Business would bring more commuter jets to Falcon Field


More big jets will be flying in and out of Falcon Field if a Myrtle Beach company is successful in relocating to Peachtree City.

Chippewa Aerospace, which updates avionics controls in commuter jets, is in negotiations with the Peachtree City Airport Authority about incentives for it to locate at the former Hunting facility, a large hangar just off the airport property that has been vacant for years.

Chippewa services Canadair Regional Jets and Embraer Regional Jets with 50-, 70- and 90-seat models. The company also outfits Braeisilia turbo prop planes.

“We design the wiring that makes the boxes talk to each other,” said Julie Stanley, Chippewa vice president. Those “boxes” are the avionics which send signals from the cockpit to control the aircraft.

The company has contracts to service planes for U.S. Airways Express, Mesa Airlines and SkyWest. It is also seeking a contract to service the jets for ASA, a subsidiary of Delta Air Lines, and that would add 300-plus planes to the company, Stanley said.

The company anticipates having 35-40 employees to start with and working towards a capacity for 80 employees eventually, Stanley said. She said no concrete numbers were available yet on how many planes the company would handle in a given week or month.

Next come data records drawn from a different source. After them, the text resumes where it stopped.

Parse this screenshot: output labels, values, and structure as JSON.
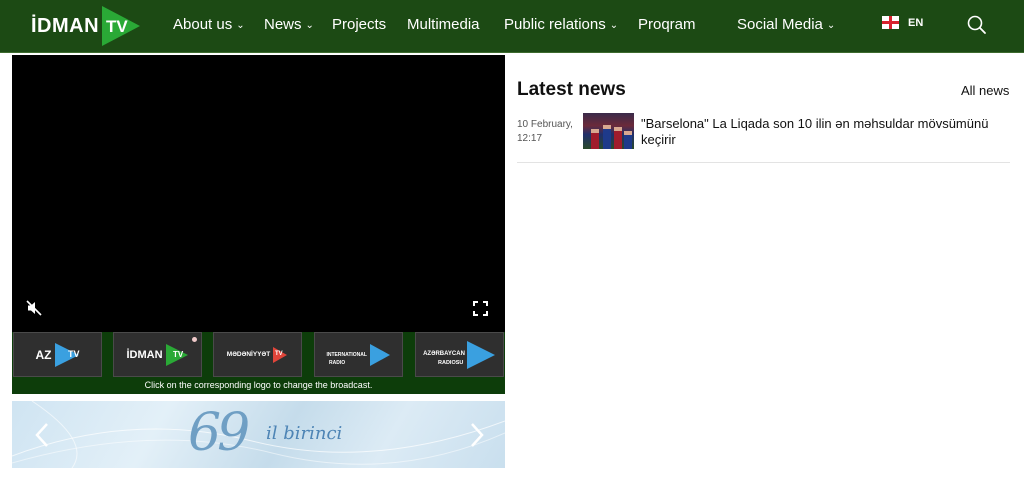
{
  "header": {
    "logo_text": "İDMAN",
    "logo_tv": "TV",
    "nav": [
      {
        "label": "About us",
        "has_dropdown": true
      },
      {
        "label": "News",
        "has_dropdown": true
      },
      {
        "label": "Projects",
        "has_dropdown": false
      },
      {
        "label": "Multimedia",
        "has_dropdown": false
      },
      {
        "label": "Public relations",
        "has_dropdown": true
      },
      {
        "label": "Proqram",
        "has_dropdown": false
      },
      {
        "label": "Social Media",
        "has_dropdown": true
      }
    ],
    "language": "EN",
    "icons": {
      "search": "search-icon",
      "flag": "england-flag-icon"
    }
  },
  "player": {
    "icons": {
      "mute": "mute-icon",
      "fullscreen": "fullscreen-icon"
    },
    "channels": [
      {
        "label": "AZ TV",
        "part1": "AZ",
        "part2": "TV"
      },
      {
        "label": "İDMAN TV",
        "part1": "İDMAN",
        "part2": "TV"
      },
      {
        "label": "Mədəniyyət TV",
        "part1": "MƏDƏNİYYƏT",
        "part2": "TV"
      },
      {
        "label": "International Radio",
        "part1": "INTERNATIONAL",
        "part2": "RADIO"
      },
      {
        "label": "Azərbaycan Radiosu 105FM",
        "part1": "AZƏRBAYCAN",
        "part2": "RADIOSU"
      }
    ],
    "hint": "Click on the corresponding logo to change the broadcast."
  },
  "banner": {
    "number": "69",
    "text": "il birinci",
    "icons": {
      "prev": "chevron-left-icon",
      "next": "chevron-right-icon"
    }
  },
  "latest_news": {
    "title": "Latest news",
    "all_link": "All news",
    "items": [
      {
        "date": "10 February, 12:17",
        "headline": "\"Barselona\" La Liqada son 10 ilin ən məhsuldar mövsümünü keçirir"
      }
    ]
  },
  "colors": {
    "header_bg": "#1c4a14",
    "logo_green": "#2aa936",
    "channel_bar_bg": "#0d3d0a",
    "accent_blue": "#3aa0e0"
  }
}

Airport Authority Chairwoman Cathy Nelmes said the planes Chippewa services are no bigger than some currently flying in and out of Falcon Field. She also noted that the planes won’t be doing a lot of flying while at Chippewa, just flying in for service and flying out once finished.

“It’s not bigger than the ones we service right now, they’ll just be coming in more often,” Nelmes said, noting that the runway’s length limits the type of aircraft that can land at Falcon Field, which she said is a good thing.

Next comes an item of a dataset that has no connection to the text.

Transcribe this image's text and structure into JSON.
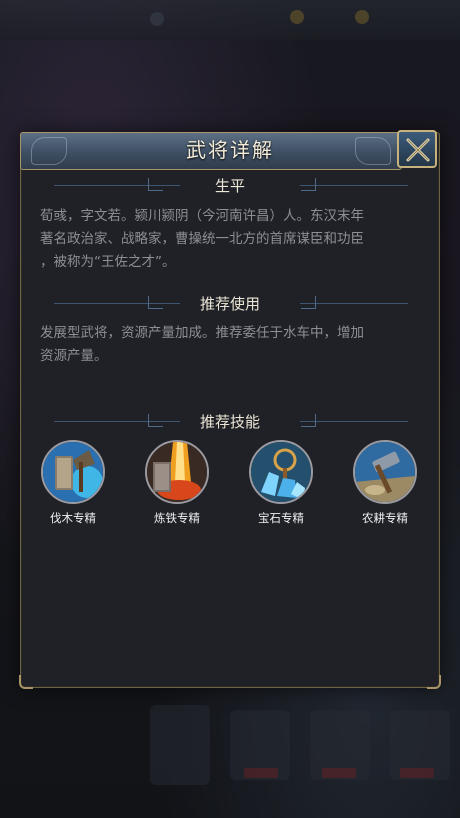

If Chippewa locates here, the airport will benefit financially with through-the-fence access fees and increased fuel sales if the company relocates here. But company officials say they need to add more to their bottom line for the project to make business sense.

So the authority will consider offering a fuel “commission” for sales above a certain amount each month that are directly attributable to Chippewa.

“It would be a huge asset to Fayette County” if Chippewa relocates here, Nelmes said. But ultimately, the airport’s success is not dependent on the deal, she added.